Miro su espalda y me deslizo en el tobogán de su espina dorsal, acaricio la turgencia de sus nalgas de leche, suaves, muy suaves y seguras de resistir los estragos del tiempo. Al separarlas dócilmente me detengo en ese orificio rugoso y salobre, es el ano de Mónica Freites, la dirigente regional del PCV. Es el ano que acaricio, el orificio por donde sale su excremento, los deshechos fecales de la femi-comunista radical y hermosa que enardece las masas en contra mía y de los míos. Vigilo su entrepierna, aparto sus suculentos labios vaginales, toco su clítoris, y me traiciona eso que parece amor, sé que no podría estar sin ella. La atrapo, la observo y me pregunto: ¿Qué hay detrás de su piel? Están sus intestinos, su estómago, sus jugos gástricos, sus pulmones manchados de nicotina, tal vez una célula cancerosa se esté formando en uno de sus órganos. ¿Serán comunistas sus tripas y sus parásitos? ¿Tendrá aspecto itálico su hígado? Amaré y odiaré yo a sus pulmones?  Se mueve, sonríe dormida. ¿Qué estará soñando? Quizá que soy yo quien duerme y ella me observa.

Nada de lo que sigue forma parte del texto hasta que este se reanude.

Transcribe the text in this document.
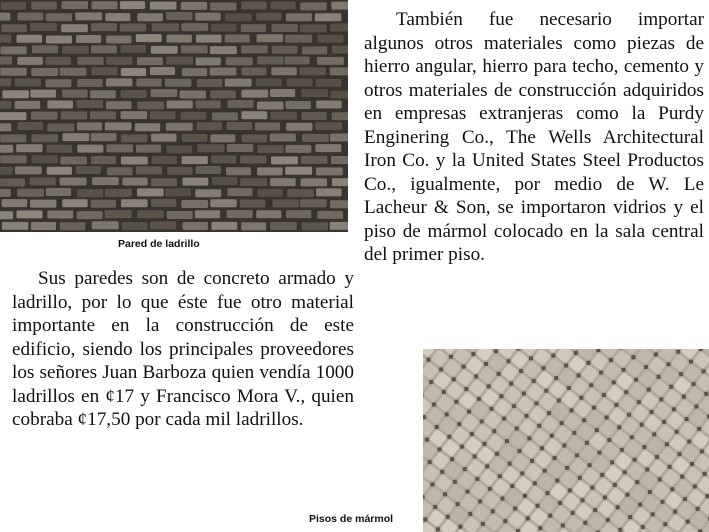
Pared de ladrillo

También fue necesario importar algunos otros materiales como piezas de hierro angular, hierro para techo, cemento y otros materiales de construcción adquiridos en empresas extranjeras como la Purdy Enginering Co., The Wells Architectural Iron Co. y la United States Steel Productos Co., igualmente, por medio de W. Le Lacheur & Son, se importaron vidrios y el piso de mármol colocado en la sala central del primer piso.

Sus paredes son de concreto armado y ladrillo, por lo que éste fue otro material importante en la construcción de este edificio, siendo los principales proveedores los señores Juan Barboza quien vendía 1000 ladrillos en ¢17 y Francisco Mora V., quien cobraba ¢17,50 por cada mil ladrillos.

Pisos de mármol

La luz golpea la ventana. Otra mañana se pone sus herraduras y sale a galopar con la rutina. La gente empieza a nacer, la tecnología extranjera se levanta en las avenidas, ruidosa y contaminando el ambiente con monóxido de carbono. Afuera me esperan, alguien siempre me espera, el país está endémico y los pobres ancianos arrugan sus recetas esperando al concejal. Allá afuera nace la nación, los infelices, los empresarios, los demócratas, los comunistas y feministas, todos están surgiendo de un descanso, de una pausa como diría Mónica. Y ella, tendida y ausente.